Вернулся я таким же, каким был и совсем другим. Теперь в моей крови была темнота, холод рыб, ярость зверей, злоба мёртвых и бесплотных духов, был звёздный свет, исполненный силы и божественной благости. Скрытое - божественно. Бог любит разговаривать с молчащими и хранящими чистоту. Я пытался быть чистым, но у меня не получалось. И все же там, в святилище, мне вложили особую душу и судьбу, то, что я пережил, заклеймило меня навечно: смутные и пугающие образы таились во мне, как звери в пещере, и появлялись на свет всегда неожиданно, заслоняя видимый мир. Это и помогало мне в жизни, и мучило, порой бремя казалось непосильным, порой – спасительным.

Я снова нашел след. Сперва косуля бежала длинными прыжками, потом они стали короче, а пятна крови обильнее, стрела задевала о ветки, бередя рану. Под елью большая вмятина и кровь натекла – видно, легла, но мое приближение ее испугало и придало сил.

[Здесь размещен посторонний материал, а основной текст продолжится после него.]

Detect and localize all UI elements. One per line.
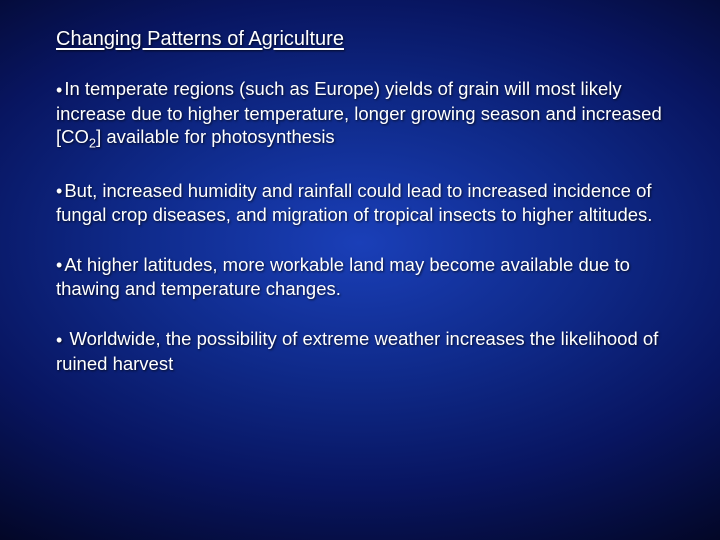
bullet-dot-icon: •	[56, 80, 62, 100]
bullet-item: • Worldwide, the possibility of extreme …	[56, 327, 672, 375]
bullet-text-post: ] available for photosynthesis	[96, 126, 335, 147]
subscript: 2	[89, 136, 96, 151]
slide-title: Changing Patterns of Agriculture	[56, 28, 672, 51]
bullet-text: At higher latitudes, more workable land …	[56, 254, 630, 300]
bullet-text: Worldwide, the possibility of extreme we…	[56, 328, 658, 374]
bullet-dot-icon: •	[56, 255, 62, 275]
bullet-item: •But, increased humidity and rainfall co…	[56, 179, 672, 227]
bullet-item: •At higher latitudes, more workable land…	[56, 253, 672, 301]
bullet-item: •In temperate regions (such as Europe) y…	[56, 77, 672, 153]
bullet-dot-icon: •	[56, 181, 62, 201]
bullet-text: But, increased humidity and rainfall cou…	[56, 180, 652, 226]
bullet-dot-icon: •	[56, 330, 62, 350]
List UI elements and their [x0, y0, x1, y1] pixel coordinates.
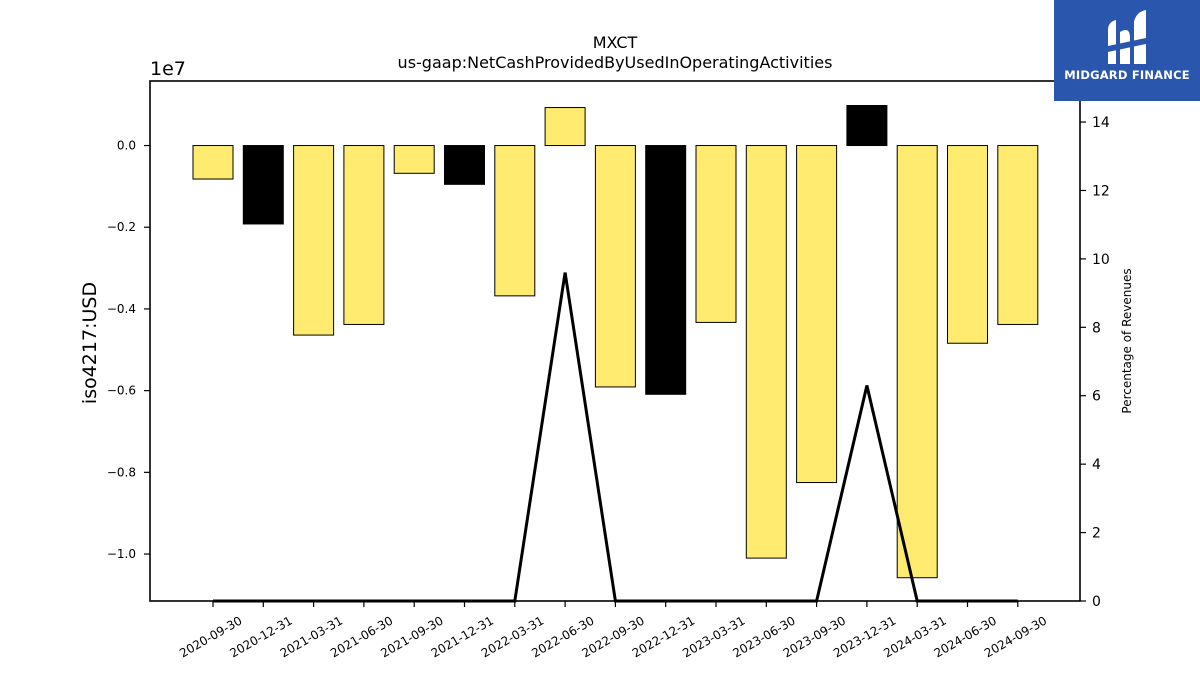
y-tick-label: −0.4 [107, 302, 136, 316]
y-right-tick-label: 12 [1092, 183, 1110, 199]
bar-2023-12-31 [846, 105, 888, 147]
bar-2023-03-31 [695, 145, 737, 323]
bar-2020-09-30 [192, 145, 234, 180]
bar-2024-09-30 [997, 145, 1039, 325]
y-tick-label: −1.0 [107, 547, 136, 561]
bar-2021-12-31 [444, 145, 485, 185]
bar-2024-06-30 [947, 145, 988, 344]
midgard-finance-logo: MIDGARD FINANCE [1054, 0, 1200, 101]
y-tick-label: 0.0 [117, 139, 136, 153]
bar-2022-09-30 [594, 145, 636, 388]
bar-2023-09-30 [796, 145, 838, 484]
y-right-tick-label: 4 [1092, 457, 1101, 473]
y-axis-label: iso4217:USD [79, 282, 101, 404]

Я вышел к реке. Тут, на елани, стояла моя косуля, прислонившись к дереву. Я чувствовал ее смертный страх внутри себя. Я медлил, что-то решалось со мной наверху, там, где до солнца можно рукой достать. Но выбор был за мной. Александр своего кабана убил, и мне надо убить свою косулю. Выстрелю в нее – рано или поздно эта стрела и меня настигнет, но бог требует жертвы. Властный голос гремел, космос звучал, как колокол, я чувствовал колебание земли под ногами, над головой широко раскачивались облака. Будущее, далекое и голубое, как небо, вдруг рухнуло мне на голову - не зря кельты этого боятся.

Я выровнял дыхание и пустил последнюю стрелу – косуля сделала несколько шагов к воде и упала. Когда я к ней подошел, она была еще жива, услышала меня и затрепетала, ворочая вишневыми девичьими глазами. Привычно подавляя жалость, я завернул ей шею и быстро перерезал горло, стараясь не запачкаться, потом вспорол живот и вытащил клубок синих, дымящихся в холодном воздухе, кишок, чисто выпотрошил, вытер нож о траву, поднатужившись, взвалил косулю на спину Фараона. Оттер кровь с рук снегом, умыл исхлестанное ветками лицо, протер сухой травой темно-ржавую шерстку козы и серую лоснящуюся шкуру моего коня, и поскакал назад, правя на голоса собачьих свор, подбирал по пути стрелы, гладил холодеющий бок косули, и жесткая ость колола ладонь.

Тени отошли, голоса замолкли. Все, что было, казалось мне приступом головокружения. Я пустил Фараона вскачь по сугробам, как парус по волнам. Косые лучи, синие тени, половодье заката – это было торжество не для людей, а для богов и титанов.